Claire thinks about the nurse and his comment about organs holding up. “Is he going to die?” she asks before she can stop herself.

“Claire.” That hand makes its presence known on her back again as her mother tries to play puppet master.

Claire bites her lip and steps away from the hand. She does not care if it’s rude to interrupt. She needs to know this now.

The doctor turns to her and smiles. “In my profession, we have learned never to say anything with utmost certainty until we are of the utmost certainty. I can tell you this, I feel very, very confident, complications notwithstanding, that your…brother, is it?”

Claire nods.

“That your brother should recover. Everything from now on is about how well and how quickly we can help him get over this.”

Claire nods and lets out a breath. The ice in her stomach slowly start to melt. That’s all she needs to hear. Everything else can wait. She walks back to his room.

* * *

The house already looks as if it’s been abandoned even though her parents were here just last night. It always has a slightly neglected air anyway, clean and spotless and untouched. Right now, though, it’s downright forlorn.

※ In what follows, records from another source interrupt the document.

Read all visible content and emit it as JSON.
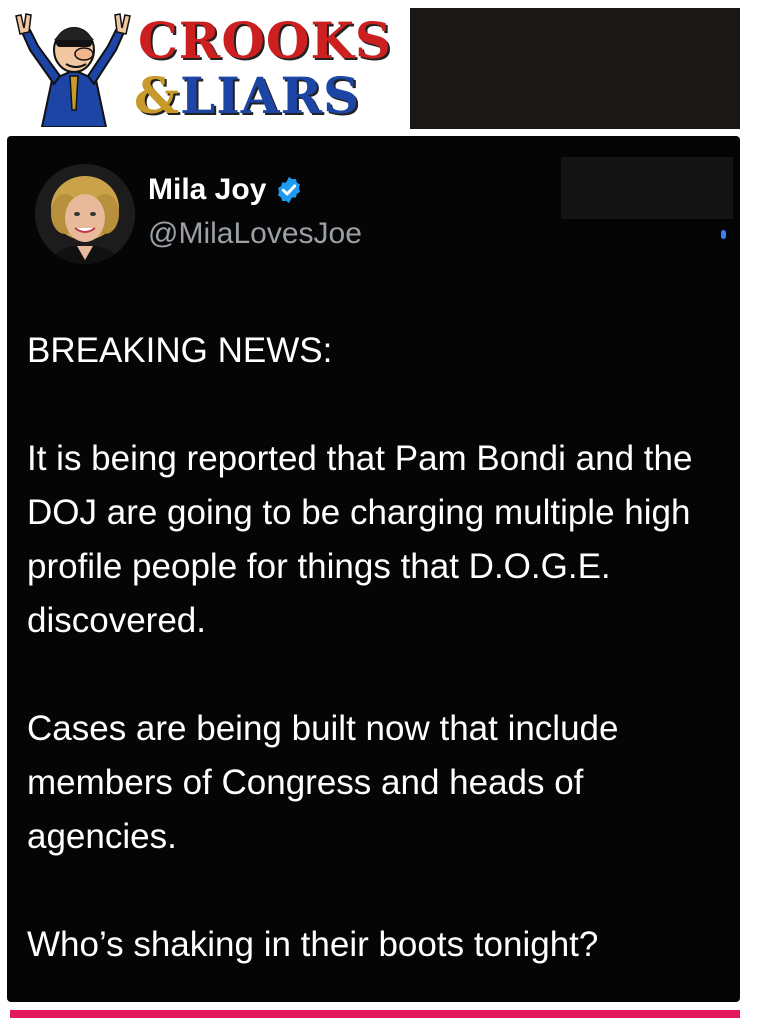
{
  "banner": {
    "logo_line1": "CROOKS",
    "logo_amp": "&",
    "logo_line2": "LIARS",
    "colors": {
      "crooks_red": "#cc1f1f",
      "amp_gold": "#c79a2a",
      "liars_blue": "#1c45a6",
      "banner_bg": "#1a1717"
    },
    "mascot_icon": "mascot-crook-icon"
  },
  "tweet": {
    "display_name": "Mila Joy",
    "verified_icon": "verified-badge-icon",
    "handle": "@MilaLovesJoe",
    "paragraphs": [
      "BREAKING NEWS:",
      "It is being reported that Pam Bondi and the DOJ are going to be charging multiple high profile people for things that D.O.G.E. discovered.",
      "Cases are being built now that include members of Congress and heads of agencies.",
      "Who’s shaking in their boots tonight?"
    ],
    "colors": {
      "card_bg": "#050505",
      "text": "#ffffff",
      "handle": "#9aa0a6",
      "verified": "#1d9bf0"
    }
  },
  "footer": {
    "rule_color": "#e2195b"
  }
}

She ignores its neediness and heads straight for the undemanding surroundings of her bedroom. It’s still a mess from her rush to get ready for work last night. Twelve hours ago, she flung these clothes onto the bed, accidentally knocked the books off her desk, and squirted that final spray of perfume that lingers faintly in the air. It looks as if the scene of something that happened a month ago, already relegated to a shady, half-conjured memory.

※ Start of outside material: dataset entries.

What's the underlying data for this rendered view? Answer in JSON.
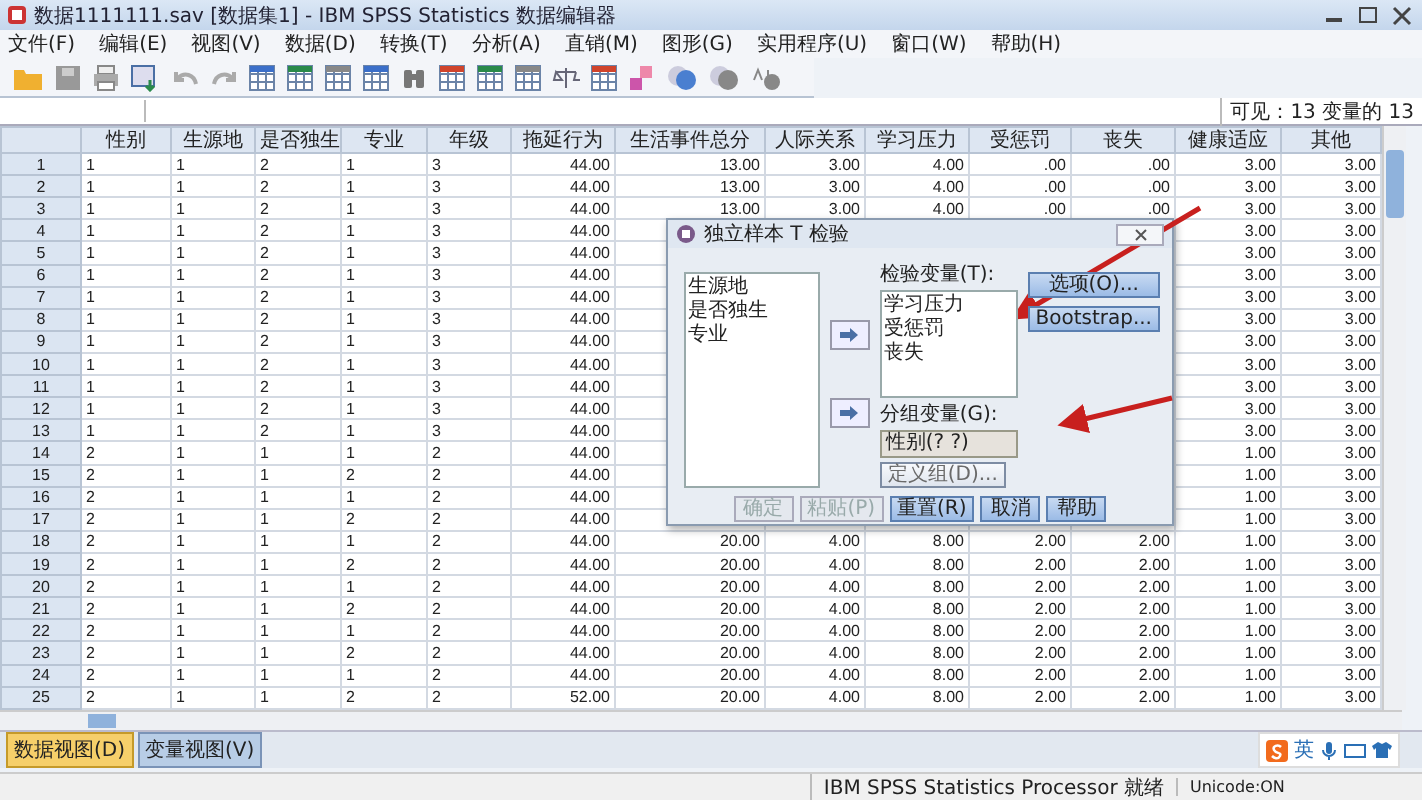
{
  "window": {
    "title": "数据1111111.sav [数据集1] - IBM SPSS Statistics 数据编辑器"
  },
  "menu": [
    "文件(F)",
    "编辑(E)",
    "视图(V)",
    "数据(D)",
    "转换(T)",
    "分析(A)",
    "直销(M)",
    "图形(G)",
    "实用程序(U)",
    "窗口(W)",
    "帮助(H)"
  ],
  "cell_editor": {
    "visible_count": "可见：13 变量的 13"
  },
  "table": {
    "columns": [
      {
        "label": "性别",
        "kind": "nominal"
      },
      {
        "label": "生源地",
        "kind": "nominal"
      },
      {
        "label": "是否独生",
        "kind": "nominal"
      },
      {
        "label": "专业",
        "kind": "nominal"
      },
      {
        "label": "年级",
        "kind": "nominal"
      },
      {
        "label": "拖延行为",
        "kind": "scale"
      },
      {
        "label": "生活事件总分",
        "kind": "scale"
      },
      {
        "label": "人际关系",
        "kind": "scale"
      },
      {
        "label": "学习压力",
        "kind": "scale"
      },
      {
        "label": "受惩罚",
        "kind": "scale"
      },
      {
        "label": "丧失",
        "kind": "scale"
      },
      {
        "label": "健康适应",
        "kind": "scale"
      },
      {
        "label": "其他",
        "kind": "scale"
      }
    ],
    "rows": [
      {
        "num": "1",
        "cells": [
          "1",
          "1",
          "2",
          "1",
          "3",
          "44.00",
          "13.00",
          "3.00",
          "4.00",
          ".00",
          ".00",
          "3.00",
          "3.00"
        ]
      },
      {
        "num": "2",
        "cells": [
          "1",
          "1",
          "2",
          "1",
          "3",
          "44.00",
          "13.00",
          "3.00",
          "4.00",
          ".00",
          ".00",
          "3.00",
          "3.00"
        ]
      },
      {
        "num": "3",
        "cells": [
          "1",
          "1",
          "2",
          "1",
          "3",
          "44.00",
          "13.00",
          "3.00",
          "4.00",
          ".00",
          ".00",
          "3.00",
          "3.00"
        ]
      },
      {
        "num": "4",
        "cells": [
          "1",
          "1",
          "2",
          "1",
          "3",
          "44.00",
          null,
          null,
          null,
          null,
          null,
          "3.00",
          "3.00"
        ]
      },
      {
        "num": "5",
        "cells": [
          "1",
          "1",
          "2",
          "1",
          "3",
          "44.00",
          null,
          null,
          null,
          null,
          null,
          "3.00",
          "3.00"
        ]
      },
      {
        "num": "6",
        "cells": [
          "1",
          "1",
          "2",
          "1",
          "3",
          "44.00",
          null,
          null,
          null,
          null,
          null,
          "3.00",
          "3.00"
        ]
      },
      {
        "num": "7",
        "cells": [
          "1",
          "1",
          "2",
          "1",
          "3",
          "44.00",
          null,
          null,
          null,
          null,
          null,
          "3.00",
          "3.00"
        ]
      },
      {
        "num": "8",
        "cells": [
          "1",
          "1",
          "2",
          "1",
          "3",
          "44.00",
          null,
          null,
          null,
          null,
          null,
          "3.00",
          "3.00"
        ]
      },
      {
        "num": "9",
        "cells": [
          "1",
          "1",
          "2",
          "1",
          "3",
          "44.00",
          null,
          null,
          null,
          null,
          null,
          "3.00",
          "3.00"
        ]
      },
      {
        "num": "10",
        "cells": [
          "1",
          "1",
          "2",
          "1",
          "3",
          "44.00",
          null,
          null,
          null,
          null,
          null,
          "3.00",
          "3.00"
        ]
      },
      {
        "num": "11",
        "cells": [
          "1",
          "1",
          "2",
          "1",
          "3",
          "44.00",
          null,
          null,
          null,
          null,
          null,
          "3.00",
          "3.00"
        ]
      },
      {
        "num": "12",
        "cells": [
          "1",
          "1",
          "2",
          "1",
          "3",
          "44.00",
          null,
          null,
          null,
          null,
          null,
          "3.00",
          "3.00"
        ]
      },
      {
        "num": "13",
        "cells": [
          "1",
          "1",
          "2",
          "1",
          "3",
          "44.00",
          null,
          null,
          null,
          null,
          null,
          "3.00",
          "3.00"
        ]
      },
      {
        "num": "14",
        "cells": [
          "2",
          "1",
          "1",
          "1",
          "2",
          "44.00",
          null,
          null,
          null,
          null,
          null,
          "1.00",
          "3.00"
        ]
      },
      {
        "num": "15",
        "cells": [
          "2",
          "1",
          "1",
          "2",
          "2",
          "44.00",
          null,
          null,
          null,
          null,
          null,
          "1.00",
          "3.00"
        ]
      },
      {
        "num": "16",
        "cells": [
          "2",
          "1",
          "1",
          "1",
          "2",
          "44.00",
          null,
          null,
          null,
          null,
          null,
          "1.00",
          "3.00"
        ]
      },
      {
        "num": "17",
        "cells": [
          "2",
          "1",
          "1",
          "2",
          "2",
          "44.00",
          null,
          null,
          null,
          null,
          null,
          "1.00",
          "3.00"
        ]
      },
      {
        "num": "18",
        "cells": [
          "2",
          "1",
          "1",
          "1",
          "2",
          "44.00",
          "20.00",
          "4.00",
          "8.00",
          "2.00",
          "2.00",
          "1.00",
          "3.00"
        ]
      },
      {
        "num": "19",
        "cells": [
          "2",
          "1",
          "1",
          "2",
          "2",
          "44.00",
          "20.00",
          "4.00",
          "8.00",
          "2.00",
          "2.00",
          "1.00",
          "3.00"
        ]
      },
      {
        "num": "20",
        "cells": [
          "2",
          "1",
          "1",
          "1",
          "2",
          "44.00",
          "20.00",
          "4.00",
          "8.00",
          "2.00",
          "2.00",
          "1.00",
          "3.00"
        ]
      },
      {
        "num": "21",
        "cells": [
          "2",
          "1",
          "1",
          "2",
          "2",
          "44.00",
          "20.00",
          "4.00",
          "8.00",
          "2.00",
          "2.00",
          "1.00",
          "3.00"
        ]
      },
      {
        "num": "22",
        "cells": [
          "2",
          "1",
          "1",
          "1",
          "2",
          "44.00",
          "20.00",
          "4.00",
          "8.00",
          "2.00",
          "2.00",
          "1.00",
          "3.00"
        ]
      },
      {
        "num": "23",
        "cells": [
          "2",
          "1",
          "1",
          "2",
          "2",
          "44.00",
          "20.00",
          "4.00",
          "8.00",
          "2.00",
          "2.00",
          "1.00",
          "3.00"
        ]
      },
      {
        "num": "24",
        "cells": [
          "2",
          "1",
          "1",
          "1",
          "2",
          "44.00",
          "20.00",
          "4.00",
          "8.00",
          "2.00",
          "2.00",
          "1.00",
          "3.00"
        ]
      },
      {
        "num": "25",
        "cells": [
          "2",
          "1",
          "1",
          "2",
          "2",
          "52.00",
          "20.00",
          "4.00",
          "8.00",
          "2.00",
          "2.00",
          "1.00",
          "3.00"
        ]
      }
    ]
  },
  "dialog": {
    "title": "独立样本 T 检验",
    "source_variables": [
      "生源地",
      "是否独生",
      "专业"
    ],
    "test_label": "检验变量(T):",
    "test_variables": [
      "学习压力",
      "受惩罚",
      "丧失"
    ],
    "group_label": "分组变量(G):",
    "group_value": "性别(? ?)",
    "define_groups": "定义组(D)...",
    "side_buttons": [
      "选项(O)...",
      "Bootstrap..."
    ],
    "buttons": [
      {
        "label": "确定",
        "disabled": true
      },
      {
        "label": "粘贴(P)",
        "disabled": true
      },
      {
        "label": "重置(R)",
        "disabled": false
      },
      {
        "label": "取消",
        "disabled": false
      },
      {
        "label": "帮助",
        "disabled": false
      }
    ]
  },
  "view_tabs": [
    {
      "label": "数据视图(D)",
      "selected": true
    },
    {
      "label": "变量视图(V)",
      "selected": false
    }
  ],
  "ime_bar": {
    "mode": "英"
  },
  "status_bar": [
    "IBM SPSS Statistics Processor 就绪",
    "Unicode:ON"
  ]
}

She stares blankly at the wall until she finally recalls herself to her task—sleep. She takes her phone from her pocket and throws her jacket across the chair. As she’s about to set her alarm, the phone rings. It’s Nina. Claire stares at the name flashing on the screen but doesn’t answer. She doesn’t have the energy to speak.

She sits paralysed on the edge of the bed and contemplates undressing. She decides not to. It feels too permanent, as if she’ll sleep and wake to a fresh new day. But that’s not true. She needs to retain the feeling of this all being temporary if she’s going to return to the hospital and walk back inside the nightmare that awaits. Then maybe that will feel temporary too.

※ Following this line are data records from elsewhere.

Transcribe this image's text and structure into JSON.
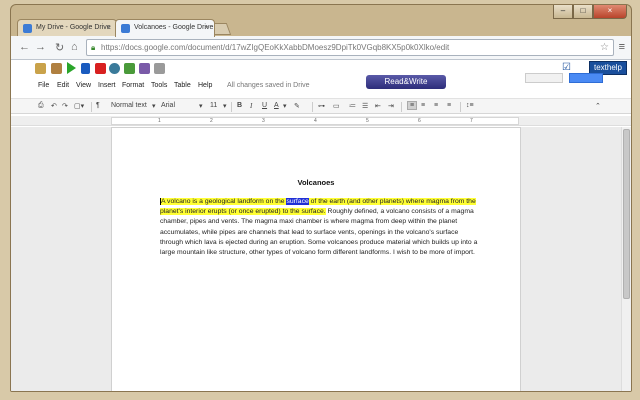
{
  "browser": {
    "tabs": [
      {
        "title": "My Drive - Google Drive",
        "active": false
      },
      {
        "title": "Volcanoes - Google Drive",
        "active": true
      }
    ],
    "url": "https://docs.google.com/document/d/17wZIgQEoKkXabbDMoesz9DpiTk0VGqb8KX5p0k0Xlko/edit",
    "window_controls": {
      "minimize": "–",
      "maximize": "□",
      "close": "×"
    }
  },
  "extensions": {
    "texthelp_label": "texthelp"
  },
  "menu": {
    "items": [
      "File",
      "Edit",
      "View",
      "Insert",
      "Format",
      "Tools",
      "Table",
      "Help"
    ],
    "saved_status": "All changes saved in Drive"
  },
  "readwrite": {
    "label": "Read&Write"
  },
  "toolbar": {
    "style": "Normal text",
    "font": "Arial",
    "size": "11"
  },
  "ruler": {
    "numbers": [
      "1",
      "2",
      "3",
      "4",
      "5",
      "6",
      "7"
    ]
  },
  "document": {
    "title": "Volcanoes",
    "highlighted_before": "A volcano is a geological landform on the ",
    "selected_word": "surface",
    "highlighted_after": " of the earth (and other planets) where magma from the planet's interior erupts (or once erupted) to the surface.",
    "body_rest": " Roughly defined, a volcano consists of a magma chamber, pipes and vents. The magma maxi chamber is where magma from deep within the planet  accumulates, while pipes are channels that lead to surface vents, openings in the volcano's surface through which lava is ejected during an eruption. Some volcanoes produce material which builds up into a large mountain like structure, other types of volcano form different landforms. I wish to be more of import."
  },
  "colors": {
    "highlight": "#ffff33",
    "selection": "#1f2fd6",
    "readwrite": "#2d2d7a"
  }
}
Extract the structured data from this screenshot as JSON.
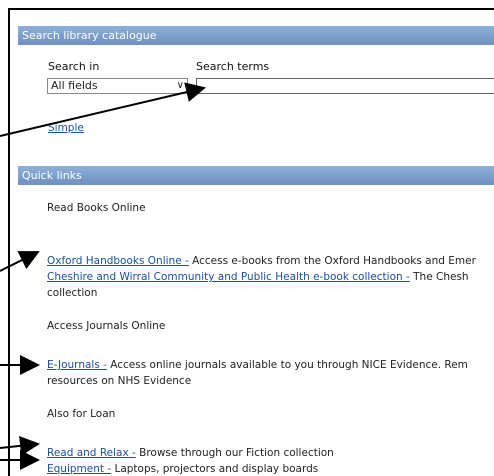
{
  "search": {
    "header": "Search library catalogue",
    "search_in_label": "Search in",
    "search_terms_label": "Search terms",
    "field_value": "All fields",
    "terms_value": "",
    "simple_link": "Simple"
  },
  "quick_links": {
    "header": "Quick links",
    "read_books_heading": "Read Books Online",
    "oxford_link": "Oxford Handbooks Online -",
    "oxford_desc": " Access e-books from the Oxford Handbooks and Emer",
    "cheshire_link": "Cheshire and Wirral Community and Public Health e-book collection -",
    "cheshire_desc": " The Chesh",
    "cheshire_desc2": "collection",
    "access_journals_heading": "Access Journals Online",
    "ejournals_link": "E-Journals -",
    "ejournals_desc": " Access online journals available to you through NICE Evidence. Rem",
    "ejournals_desc2": "resources on NHS Evidence",
    "loan_heading": "Also for Loan",
    "relax_link": "Read and Relax -",
    "relax_desc": " Browse through our Fiction collection",
    "equipment_link": "Equipment -",
    "equipment_desc": " Laptops, projectors and display boards"
  }
}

So she crawls into bed fully dressed and squeezes her eyes shut. Her phone begins to ring again. It’s Mia this time. Claire blinks heavily and stares at the name on the screen. She wants to answer it. She really does. If there’s anyone she would want to speak to, it’s Mia. She wants—needs, even—Mia’s calm warmth. But she also knows if she’s going to make it through this, she can’t afford that kind of comfort right now.

Besides, she’ll probably just cry the moment she hears the slightest hint of sympathy. And she doesn’t want to cry. She slips her phone under her pillow and shuts her eyes. She begs sleep to emerge from behind the wall of caffeine she’s built over the last few hours. It’s slow to arrive.

They called her at work. That’s how she knew something was really wrong.

One minute she was knee-deep in customers and listening to one of Nina’s hilarious stories, a fractured narrative continued each time they had a moment between orders. The next Andrew was handing her the phone, a look of fatherly concern on his face. Andrew doesn’t do fatherly concern.

That’s when the feeling started, the cold dread that crawled into her stomach and stayed there. It staked its claim before she even found out who was at the other end of the phone. And then, only minutes later, she was in Vito’s service car on her way to the hospital, the dread freezing solid in her gut.